Lettre 932 : Pierre Bayle à Jacques Du Rondel

• [A Rotterdam le 17 e de juillet 1693]

Je suis faché, mon cher Mons r , de n’avoir pas gardé une copie des mémoires que Mons r Groulart eut la bonté de me communiquer [1] ; mais vous aviez pris la peine de m’envoyer une copie si bien écrite, retenant par devers vous l’original de Mons r Groulart, que j’envoiai à Paris votre ecriture ; j’en suis bien faché, et pour bien de raisons, premierement et principalement à cause que je ne puis satisfaire le desir qu’a votre illustre patron [2] de revoir cela, secondement parceque cette édition de Paris [3] à laquelle tant de gens travailloient disoit-on et où je devois aussi fournir ma petite pite*, est demeurée là, car je ne vois pas qu’elle soit encore commencée, et depuis que j’ai formé moi même un dessein, j’ai fait savoir au sieur Thierri [4] qu’il ne comptât plus sur moi. Il y a peut être trois mois qu’il me fit prier de lui envoier ce que j’avois de prêt pour lui, disant qu’enfin il alloit songer tout de bon à sa nouvelle édition de Moreri. Je lui envoiai • quelques morceaux de papier contenant la correction de quelques menues fautes, et lui dis que j’en avois encore quelques autres morceaux que je lui enverrais, mais que depuis quelque tems je travaillois à un dictionaire d’une autre nature qui m’occupoit tout entier.
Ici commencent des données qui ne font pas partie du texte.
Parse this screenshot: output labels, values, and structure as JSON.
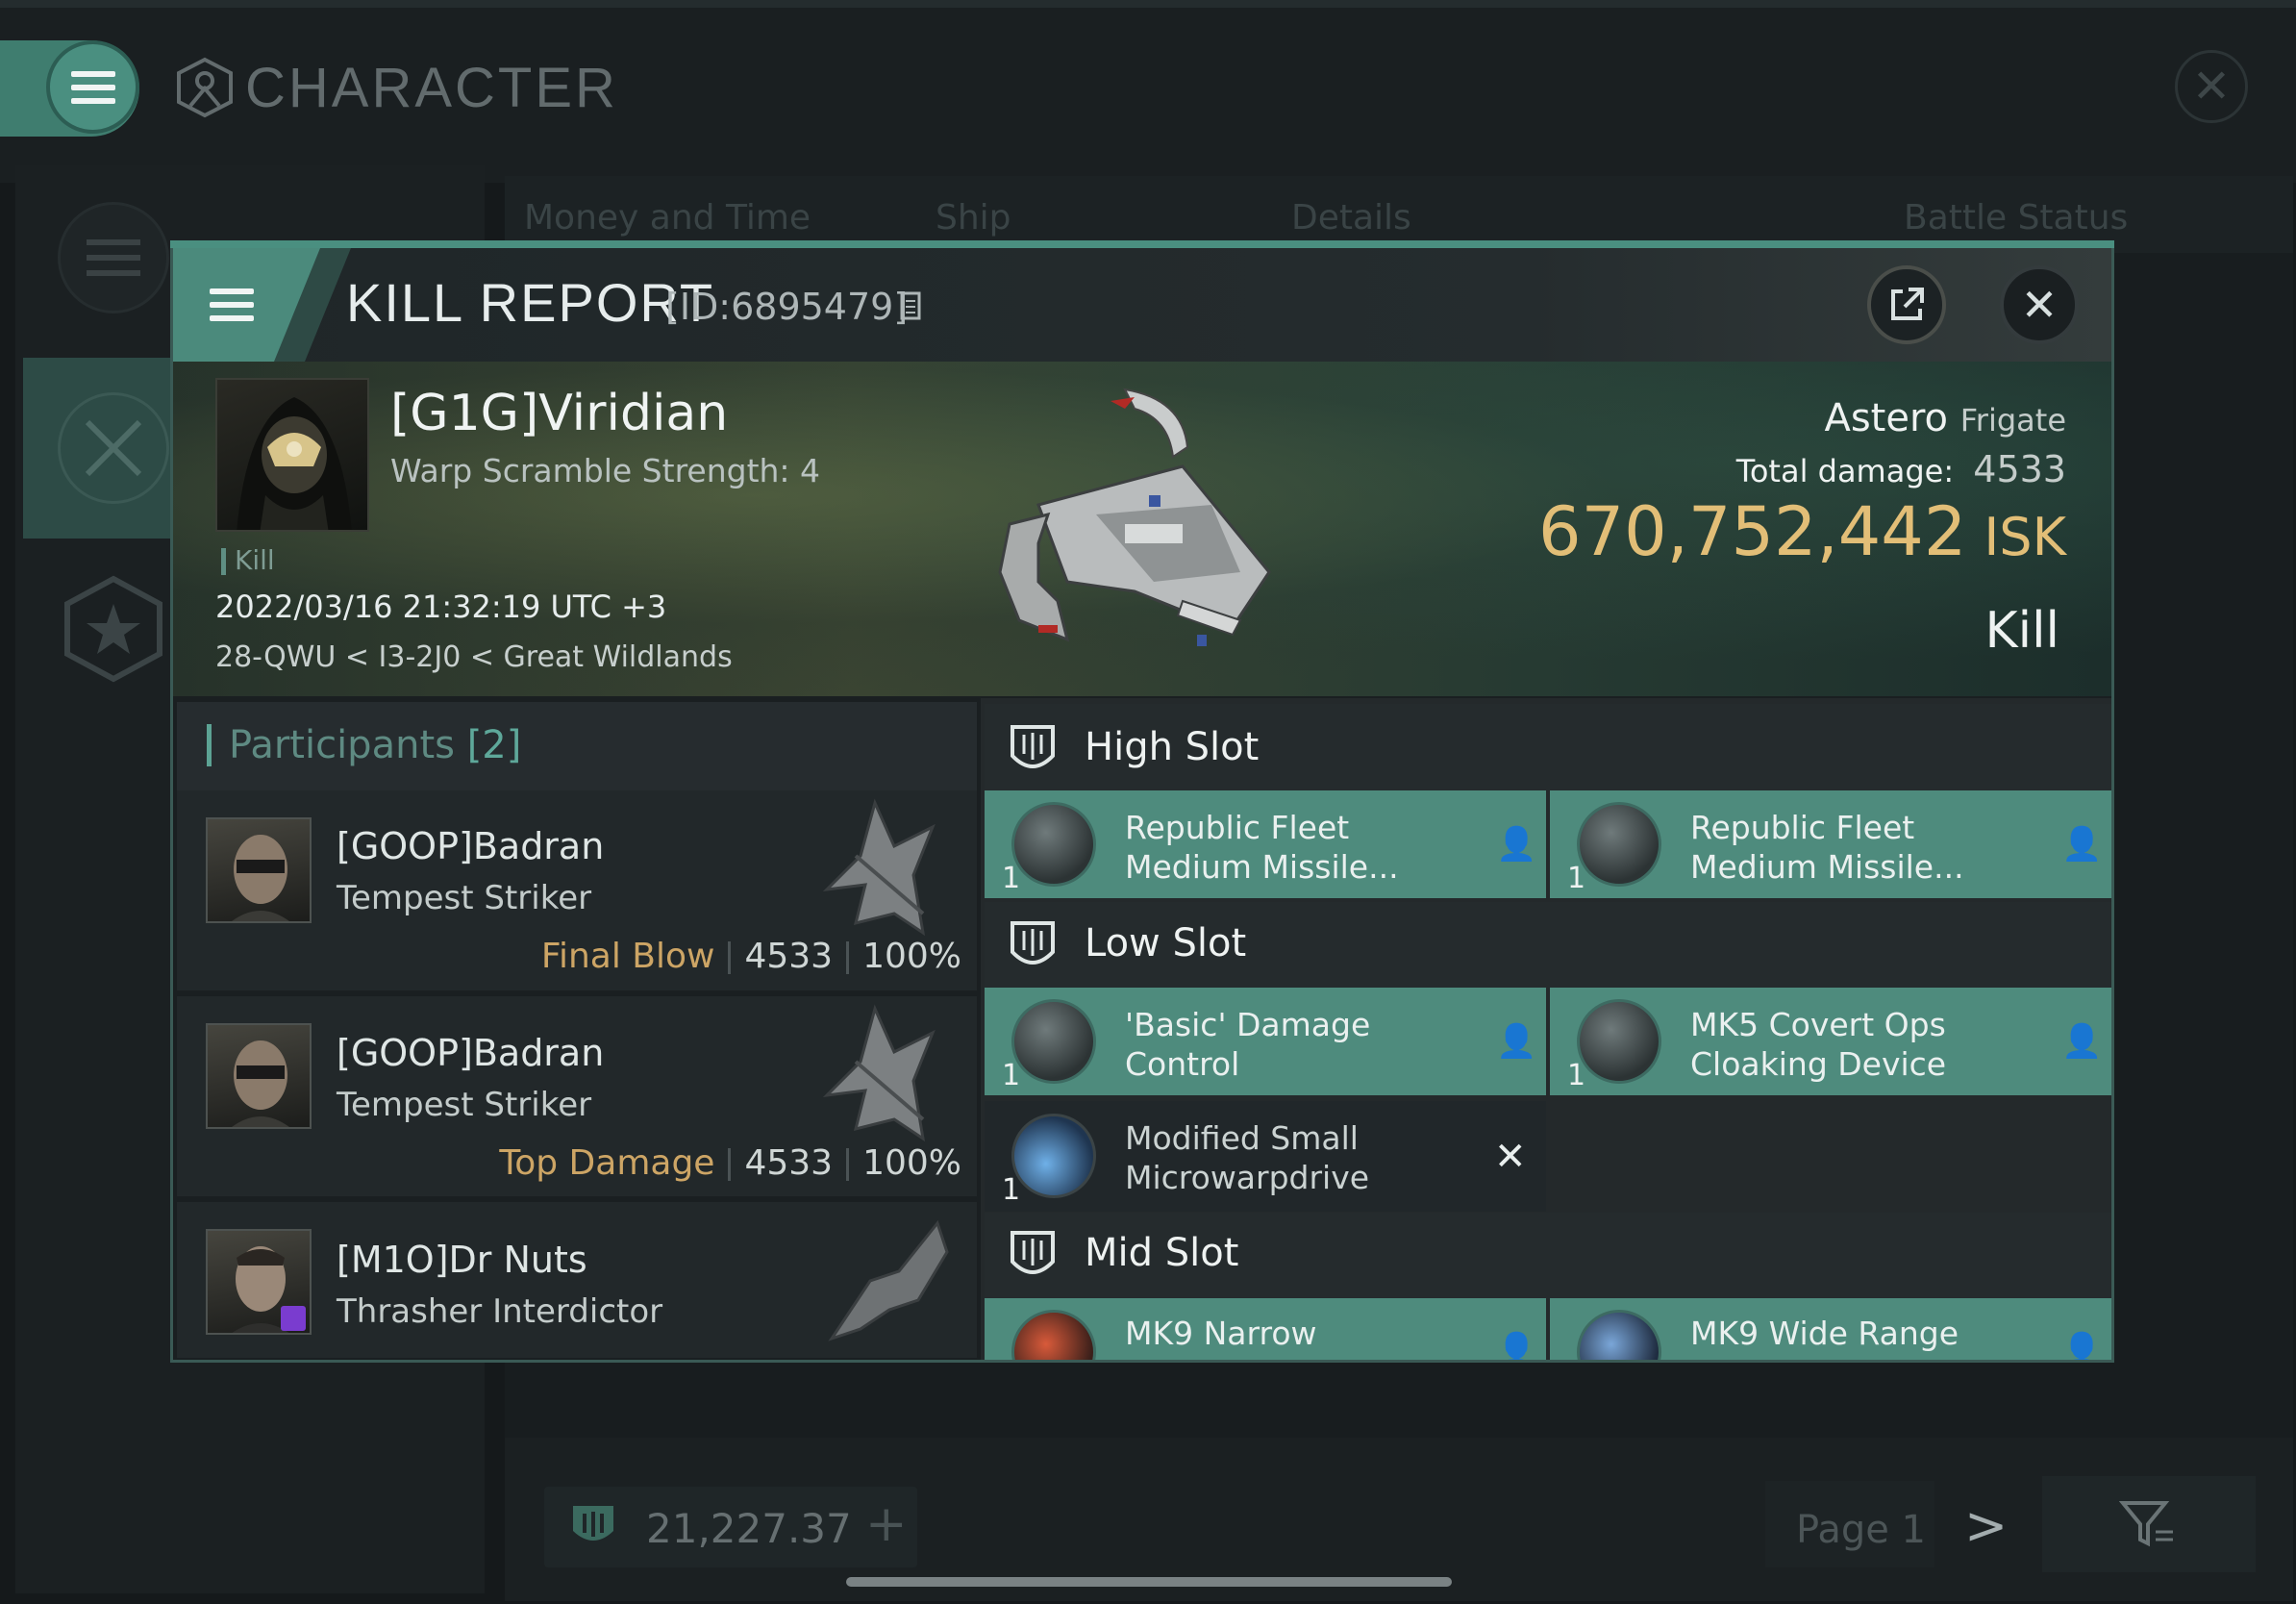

On vous a dit vrai en vous disant que l’on rimprime Moreri en ce pays [5]. Ainsi Monsieur Groulart a une belle occasion de communiquer ses mémoires touchant la ville de Maestrecht [6]. Je voudrois de tout mon cœur, afin de lui epargner la peine de les dresser de nouveau, avoir gardé la copie que vous eutes la bonté d’en faire en beaux caracteres très-lisibles ; et si beaux que cela m’empêcha de les copier, car je croiois qu’on ne pourroit rien faire de plus à propos, que de mettre entre les mains des imprimeurs votre ecriture, et j’esperois alors qu’on verroit bien tôt imprimé ce que j’envoiois de manuscrit au sieur Thierry [7] : / mais puis qu’il a eté si lent, il merite d’en être puni par l’envoi que Mons r Groulart fera des mêmes memoires à ceux qui contrefont* en ce pays et qui corrigent Moreri. Pour moi j’avoue que je parlerai de quelques villes et nommément de Maestrecht [8], mais cela ne doit pas empêcher qu’on ne fasse insérer lesdits memoires dans l’édition de Moreri qui se fait actuellement, veu qu’elle sera beaucoup plutôt achevée que celle de mon Diction[n]aire critique. J’asseure Mons r Groulart de mes très-humbles respects.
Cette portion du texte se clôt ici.